1,今日はデートなのよ。速く帰ってシャワー浴びないと

2,速く帰ってシャワー浴びたいわ。下着は何が良いかしら

3,この前はキスだったけど。今日の食事の後は・・・。

  キャー♡速くシャワー浴びて準備しなくちゃ。


「順調みたいだな。でも、この選択は凄く気になるな見てみたい!」

 神人は『1』を選択。選択が消え映像に切り替わる。

『ルンルン♫』と鼻歌を歌いながらシャワーを浴びるツボネ。

「す、すげー!NEWプラモだ!」

 神人が見たツボネの裸体はとても40には見えないナイスバディー。

 今まで結婚してないのが不思議なくらいだ。

「バケツよグラビアモデルみたいだぞ!もったいないことしたかもな」

 いつも地味な服のツボネ。見た目で判断できないと神人は思った。

 リバース『2』を選択。

『勝負は赤よね』ツボネはスケスケ下着に着替えている。

「ワオ!マチコ先生どころじゃないぞ!ムラムラする」

 白井先生、絶対に狼になるな。

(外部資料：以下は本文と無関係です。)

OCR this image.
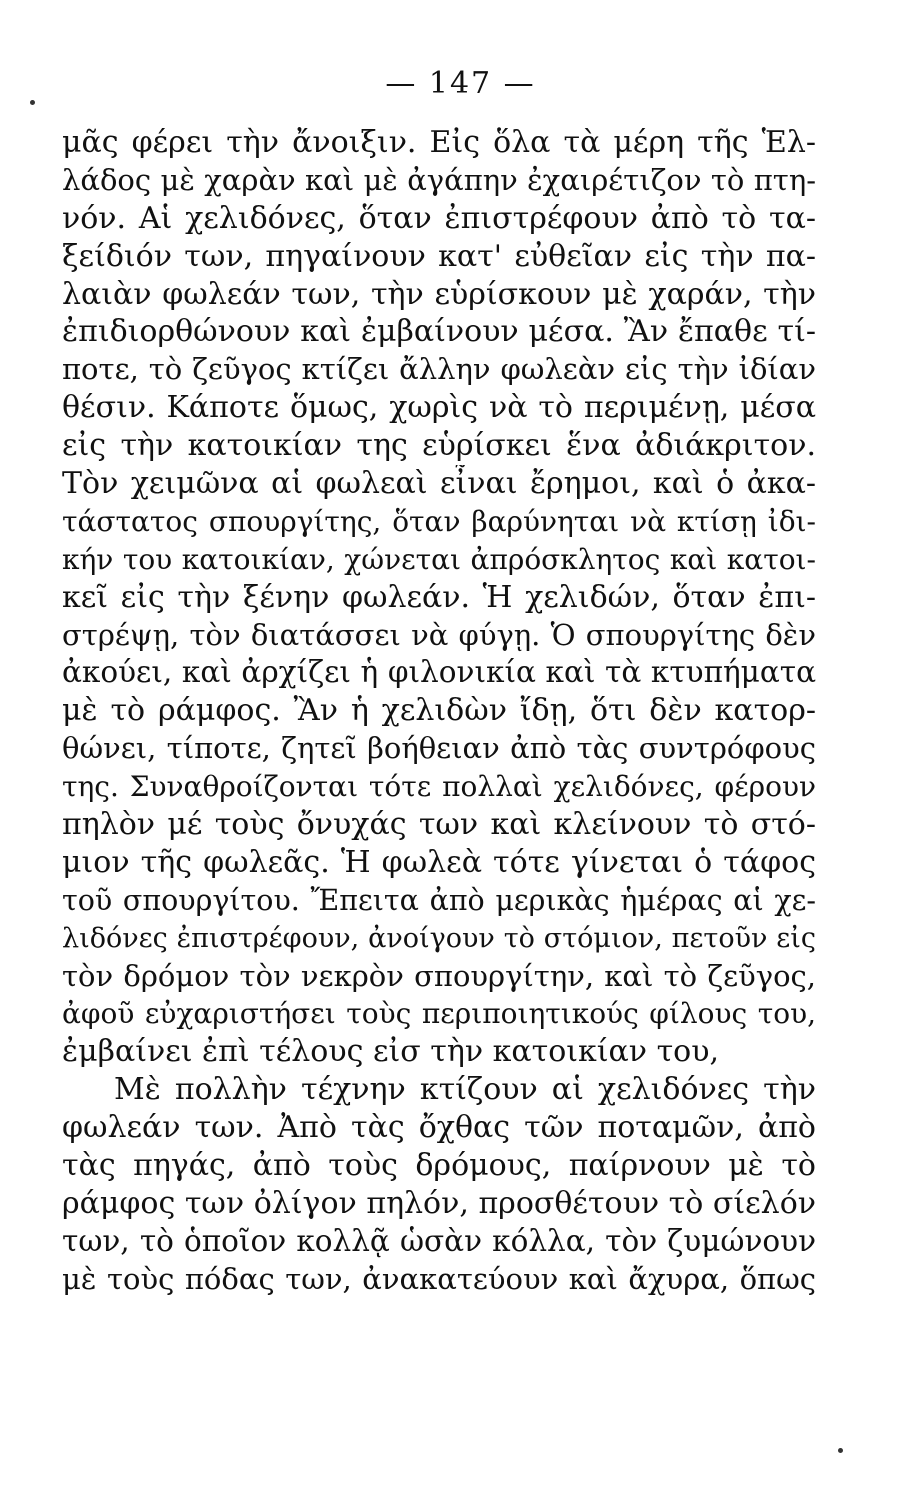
— 147 —
μᾶς φέρει τὴν ἄνοιξιν. Εἰς ὅλα τὰ μέρη τῆς Ἑλ-
λάδος μὲ χαρὰν καὶ μὲ ἀγάπην ἐχαιρέτιζον τὸ πτη-
νόν. Αἱ χελιδόνες, ὅταν ἐπιστρέφουν ἀπὸ τὸ τα-
ξείδιόν των, πηγαίνουν κατ' εὐθεῖαν εἰς τὴν πα-
λαιὰν φωλεάν των, τὴν εὑρίσκουν μὲ χαράν, τὴν
ἐπιδιορθώνουν καὶ ἐμβαίνουν μέσα. Ἂν ἔπαθε τί-
ποτε, τὸ ζεῦγος κτίζει ἄλλην φωλεὰν εἰς τὴν ἰδίαν
θέσιν. Κάποτε ὅμως, χωρὶς νὰ τὸ περιμένῃ, μέσα
εἰς τὴν κατοικίαν της εὑρίσκει ἕνα ἀδιάκριτον.
Τὸν χειμῶνα αἱ φωλεαὶ εἶναι ἔρημοι, καὶ ὁ ἀκα-
τάστατος σπουργίτης, ὅταν βαρύνηται νὰ κτίσῃ ἰδι-
κήν του κατοικίαν, χώνεται ἀπρόσκλητος καὶ κατοι-
κεῖ εἰς τὴν ξένην φωλεάν. Ἡ χελιδών, ὅταν ἐπι-
στρέψῃ, τὸν διατάσσει νὰ φύγῃ. Ὁ σπουργίτης δὲν
ἀκούει, καὶ ἀρχίζει ἡ φιλονικία καὶ τὰ κτυπήματα
μὲ τὸ ράμφος. Ἂν ἡ χελιδὼν ἴδῃ, ὅτι δὲν κατορ-
θώνει, τίποτε, ζητεῖ βοήθειαν ἀπὸ τὰς συντρόφους
της. Συναθροίζονται τότε πολλαὶ χελιδόνες, φέρουν
πηλὸν μέ τοὺς ὄνυχάς των καὶ κλείνουν τὸ στό-
μιον τῆς φωλεᾶς. Ἡ φωλεὰ τότε γίνεται ὁ τάφος
τοῦ σπουργίτου. Ἔπειτα ἀπὸ μερικὰς ἡμέρας αἱ χε-
λιδόνες ἐπιστρέφουν, ἀνοίγουν τὸ στόμιον, πετοῦν εἰς
τὸν δρόμον τὸν νεκρὸν σπουργίτην, καὶ τὸ ζεῦγος,
ἀφοῦ εὐχαριστήσει τοὺς περιποιητικούς φίλους του,
ἐμβαίνει ἐπὶ τέλους εἰσ τὴν κατοικίαν του,
Μὲ πολλὴν τέχνην κτίζουν αἱ χελιδόνες τὴν
φωλεάν των. Ἀπὸ τὰς ὄχθας τῶν ποταμῶν, ἀπὸ
τὰς πηγάς, ἀπὸ τοὺς δρόμους, παίρνουν μὲ τὸ
ράμφος των ὀλίγον πηλόν, προσθέτουν τὸ σίελόν
των, τὸ ὁποῖον κολλᾷ ὡσὰν κόλλα, τὸν ζυμώνουν
μὲ τοὺς πόδας των, ἀνακατεύουν καὶ ἄχυρα, ὅπως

と神人は確信した。

「よし堪能したし帰るか。キャンセル」

 リアルに帰る。動き出す時間。目前にはツボネ。


「あっそうそう。風咲クン。馬・・・」馬尻君の事だけどと続くはずのツボネ。

「なみね」と神人の股間を見つめ応える。

「・・・」沈黙の二人。

 ツボネはも言わずに職員室に帰った。